I upgraded a number of old laptops to Windows 10 years ago as a test and I have secondary OS Drives for Windows 10 Game testing. Windows 10 has been a support and stability nightmare. No backup and restore method. No privacy. Unfortunately Windows 10 is the only OS AMD really has support for.

I run Linux for anything serious now.

hardcoregames_ · ‎08-29-2019

I use Lenovo laptops and the more recent ones have the serial in the BIOS so I do not even have to paste it in to use it.

All of them have TPM chips so bitlocker works fine.
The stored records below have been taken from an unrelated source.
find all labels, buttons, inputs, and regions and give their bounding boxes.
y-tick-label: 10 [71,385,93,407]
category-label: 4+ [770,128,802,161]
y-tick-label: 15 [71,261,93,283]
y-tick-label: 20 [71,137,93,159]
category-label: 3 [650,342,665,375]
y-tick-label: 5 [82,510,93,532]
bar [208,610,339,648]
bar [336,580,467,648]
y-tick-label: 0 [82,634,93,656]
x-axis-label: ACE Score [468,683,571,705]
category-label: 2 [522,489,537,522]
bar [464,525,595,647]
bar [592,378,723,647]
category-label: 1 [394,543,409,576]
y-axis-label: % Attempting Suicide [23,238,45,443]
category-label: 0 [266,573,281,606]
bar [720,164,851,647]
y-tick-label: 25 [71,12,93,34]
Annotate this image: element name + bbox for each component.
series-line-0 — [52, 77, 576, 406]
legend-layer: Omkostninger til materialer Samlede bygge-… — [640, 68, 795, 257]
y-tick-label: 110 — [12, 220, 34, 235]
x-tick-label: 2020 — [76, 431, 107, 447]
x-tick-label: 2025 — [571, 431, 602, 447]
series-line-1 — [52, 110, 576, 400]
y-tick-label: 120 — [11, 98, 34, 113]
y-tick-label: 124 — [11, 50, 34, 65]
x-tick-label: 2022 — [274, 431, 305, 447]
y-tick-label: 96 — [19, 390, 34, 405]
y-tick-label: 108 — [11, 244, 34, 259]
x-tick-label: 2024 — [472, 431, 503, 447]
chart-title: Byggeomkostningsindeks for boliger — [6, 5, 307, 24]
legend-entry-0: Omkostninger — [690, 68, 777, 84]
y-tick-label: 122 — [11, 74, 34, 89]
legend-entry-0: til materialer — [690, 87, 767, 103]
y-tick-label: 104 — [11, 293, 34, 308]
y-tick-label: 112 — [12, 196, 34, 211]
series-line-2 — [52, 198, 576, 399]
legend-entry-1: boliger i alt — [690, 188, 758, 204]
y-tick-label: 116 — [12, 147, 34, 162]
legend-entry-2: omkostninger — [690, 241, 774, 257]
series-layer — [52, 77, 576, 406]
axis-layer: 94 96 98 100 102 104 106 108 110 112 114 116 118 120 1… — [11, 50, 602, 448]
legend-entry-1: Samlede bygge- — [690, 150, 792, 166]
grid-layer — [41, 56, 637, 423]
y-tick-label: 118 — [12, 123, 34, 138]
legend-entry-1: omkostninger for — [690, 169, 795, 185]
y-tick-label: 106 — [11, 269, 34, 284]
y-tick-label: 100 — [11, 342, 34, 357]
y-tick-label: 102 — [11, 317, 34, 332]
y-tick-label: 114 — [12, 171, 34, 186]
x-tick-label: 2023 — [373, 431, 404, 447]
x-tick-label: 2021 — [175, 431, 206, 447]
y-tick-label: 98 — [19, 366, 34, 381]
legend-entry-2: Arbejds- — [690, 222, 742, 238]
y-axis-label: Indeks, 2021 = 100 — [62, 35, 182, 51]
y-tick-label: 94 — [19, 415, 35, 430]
All have much more RAM than they came with.

The finger readers even work with Windows 10.

black_zion · ‎08-29-2019

Not really as serious as it sounds in 2019. Heck, millions of POS terminals and other such equipment are still running XP (or earlier), and it doesn't matter how up to date your OS is if the target vector is Flash or Java, or stand alone malware. Realistically the biggest threats are cryptominers, ransomware, and other such vectors.

And it sure doesn't matter if you run a custom unhackable OS behind enterprise grade malware and intrusion protection if Equifax or Target gets hacked and your personal details revealed, or that phone app you use or public WiFi you connect to is compromised. Remember CamScanner with 100M downloads had to be pulled because third party code used to serve ads in the app contained malware?